Sebuah kata syair yang tak biasa, yang kuimpikan kata-katanya mampu merubah kehidupanku. Kutulis dibawah langit disaksikan sang lautan dan burung-burung yang sedang beterbangan, dengan rasa yakin dan merdeka. Aku merdeka melakukan apa saja. Aku mulai menerima bisikan “sang malaikat putih” yang terasa mulai mendekat ke sebelahku.
 Akupun mengikuti irama suaranya yang tak terdengar namun terasa nyata dengan frekuensi gelombang yang unik dan berbeda. Syair yang tak biasa…
“Dengan menyebut asmaMu ya Allah. Duhai Dikau Sang Maha Pengasih. Duhai Dikau Sang Maha Penyayang. Duhai Dikau Sang Maha Cinta.”
“Kurindu rahmatMu Ya Allah. Kurindu berkahMu Ya Allah. Kurindu pelukMu Ya Allah. Kurindu kasih sayangMu Ya Allah.”
“Temani aku saat sendiri ini. Temani disaat aku sepi. Temani disaat ku lelah. Temani disaat ku tak berharap pada siapa.”
“Penuhi hidup dengan impian. Penuhi hidup dengan berkah. Penuhi hidup dengan cinta. Penuhi hidup dengan bahagia.”
“Panggillah saat ku sholat. Dengarkanlah hatiku. Simaklah desiran jiwaku.”
“Kunjungiku setiap saat. Kutuliskan sang rindu. Kutuliskan sang impian.”
“Menggapai cita suci. Menggapai harapan indah. Menghampar di bumi. Menyelusuri jalan impian. Meniti impian. Merajut cinta & kasih.”
“Biarkan ku melangkah. Menuju cinta abadi. Cahaya yang kurindu. Terbang ke pangkuan jiwa suci. Menghirup udara cinta.”
“Mencium wangi kasih. Memeluk harapan dan cita suci. Tersenyum bahagia selalu dan selamanya. Terima kasih ya Allah atas segalanya.” Aku tutup doaku dengan Alhamdulillah.
Setelah menulis, dan membacanya berulang kali.
Ada perasaan yang aneh dan unik.
Aku merasakan kebahagiaan, perasaan lega yang tak terkira.

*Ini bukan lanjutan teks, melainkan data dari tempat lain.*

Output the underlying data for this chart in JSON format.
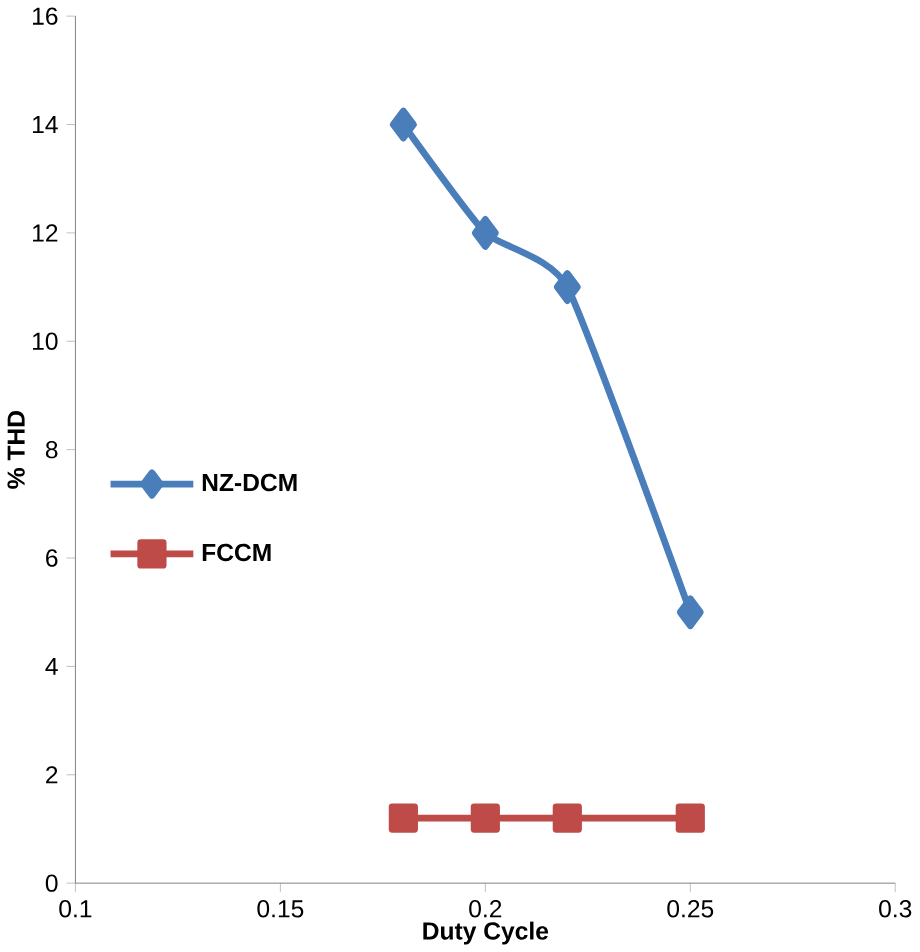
{
  "chart_data": {
    "type": "line",
    "xlabel": "Duty Cycle",
    "ylabel": "% THD",
    "x": [
      0.18,
      0.2,
      0.22,
      0.25
    ],
    "series": [
      {
        "name": "NZ-DCM",
        "color": "#4a7ebb",
        "marker": "diamond",
        "values": [
          14,
          12,
          11,
          5
        ]
      },
      {
        "name": "FCCM",
        "color": "#be4b48",
        "marker": "square",
        "values": [
          1.2,
          1.2,
          1.2,
          1.2
        ]
      }
    ],
    "xlim": [
      0.1,
      0.3
    ],
    "xticks": [
      0.1,
      0.15,
      0.2,
      0.25,
      0.3
    ],
    "ylim": [
      0,
      16
    ],
    "yticks": [
      0,
      2,
      4,
      6,
      8,
      10,
      12,
      14,
      16
    ],
    "legend": "left",
    "grid": false
  }
}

Seolah semua beban telah terangkat ke langit, yang tercurah adalah limpahan rahmat dan kasih dari Sang Maha Kasih.
Kubuka mata dengan lebar.
Matahari mulai meredup, tanda sang cahaya besar sudah mulai terbenam. Aku membalikkan badan, memunggungi lautan berbalik menuju pulang, pulang ke rumahku yang berpanggung.
Iya, aku tinggal di sebuah rumah kayu yang berpanggung tak jauh dari pantai indah ini. Berada dibawah kaki sebuah bukit yang hijau.
Aku menyusuri jalan sendiri, sambil menikmati sudut-sudut kota yang sudah berbenah, bahkan ada beberapa rumah kayu yang mulai menyalakan lampunya walaupun dengan lampu yang dipompa. Beberapa anak kecil terlihat berlarian dan bermain di depan kolong rumahnya, sambil tersenyum dan tertawa bahagia.
Sebuah kota yang romantis dan indah. Laksana lukisan sang maestro Vincent Van Gogh pelukis yang mendunia. Cantik misterius bagaikan tulisan sang penulis William Shakespeare yang melegenda. Hampir tak terungkapkan pesona kota kecil yang berpantai indah ini.
Setelah berjalan kaki beberapa menit, tibalah aku di persimpangan jalan menuju rumah.
Mendadak. Aku melihat ada banyak orang yang sedang berkumpul di rumah.
Aku sontak kaget dan terperanjat.
“Ada apa gerangan?????” Gumamku dalam keheranan, kepalaku agak kumajukan mencongak melihat ke ujung jalan.